Hundreds of Sudanese security forces rebel against dissolution amid security tension in Khartoum
Hundreds of Sudanese security forces are staging a rebellion, firing live rounds into the air and clashing with the country’s Armed Forces around a number of military headquarters in Khartoum and other states, amid civilian panic and chaos in the city.
According to government and security sources who spoke to Mada Masr, the rebellion was prompted by the Sudanese government’s decision to dissolve the operations wing of the National Intelligence and Security Service (NISS), dismissing its members and turning it into an intelligence-gathering body.
The operations wing of the NISS, which was renamed to the General Intelligence Service in 2019, was behind the violent crackdown on protests in Khartoum and other Sudanese states in the mass uprising between December 2018 and April 2019 that ousted former President Omar al-Bashir.
Eyewitnesses in Khartoum told Mada Masr that the rebellion started when hundreds of soldiers from the operations wing fired shots into the air near their headquarters in Khartoum on Tuesday morning, before closing off main roads.

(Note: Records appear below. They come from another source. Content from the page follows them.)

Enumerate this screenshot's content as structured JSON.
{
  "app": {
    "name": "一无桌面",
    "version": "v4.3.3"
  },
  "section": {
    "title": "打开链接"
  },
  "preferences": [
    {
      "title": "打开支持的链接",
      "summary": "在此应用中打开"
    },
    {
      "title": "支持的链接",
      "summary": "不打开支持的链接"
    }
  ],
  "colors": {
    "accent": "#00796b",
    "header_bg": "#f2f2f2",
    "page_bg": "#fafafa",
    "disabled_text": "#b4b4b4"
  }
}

Eyewitnesses in the Taif neighborhood in eastern Khartoum reported the sounds of heavy gunfire and sound grenades started early Tuesday morning at the headquarters of the operations wing, located close to the Khartoum airport. As a result, airport authorities stopped all air traffic, according to sources in the airport that spoke to Mada Masr.
According to the Central Committee of Sudan Doctors, one civilian, a 15-year-old boy, was injured after being shot in the jaw by the operations wing forces’ gunfire.
The gunfire spread to several neighborhoods in Khartoum, including the suburb of Soba, south of Khartoum, and the Khartoum Bahri neighborhood of Kafouri, as well as a number of sites across the country, including the city of Obeid in North Kordofan.
Employees in the Sufian and Hadida oil fields in the state of East Darfur told Mada Masr that soldiers from the operations wing stormed the two fields and disabled their communications network, before confiscating oil engineers’ car keys and instructing employees not to move.
Later in the day, clashes broke out between the operations wing and the Sudanese Armed Forces and the Rapid Support Forces (RSF), who were deployed to contain the situation. Eyewitnesses in Kafouri told Mada Masr they saw forces from the intelligence body and the military exchange fire.
Holding a press conference in the South Sudanese capital of Juba, the vice president of Sudan’s Military Council and RSF head General Mohamed Hamdan Dagalo “Hemedti” accused former NISS head Salah Gosh, who has been residing in exile in Cairo since Bashir's ouster last year, of leading the insurrection.
Hemedti also took aim at the current general intelligence head, who he said had failed to act on orders issued seven to eight months prior to disarm the operations wing.
A government source told Mada Masr that the government is waiting for further intelligence from its security committee to evaluate the situation and confirmed that military units in Khartoum are on high alert.
After the decision to restructure the armed wing of the former NISS, the transitional government decided to reassign to the RSF or terminate 13,000 members of the operations wing, a decision met with opposition from the soldiers, who refused to hand over their headquarters.
A source close to the RSF confirms that the reasons for the conflict go back to the transitional government's plan to restructure the NISS, supported by the Armed Forces and the RSF. The source told Mada Masr that the soldiers were given a choice between being dismissed or absorbed into the Armed Forces or the RSF. The source added that there were conflicts between some of the dissolved wing’s members and leadership in the security apparatus, the army and the RSF.
In the wake of Bashir’s ouster, Sudan’s military established the Transitional Military Council to rule the country, which was headed by Lieutenant General Abdel Fattah al-Burhan, with Hemedti serving as the vice-chair. After months of negotiation with civilian opposition figures, the TMC reached an agreement with the Coalition for Freedom and Change on a 39-month power-sharing agreement, after which elections will be held.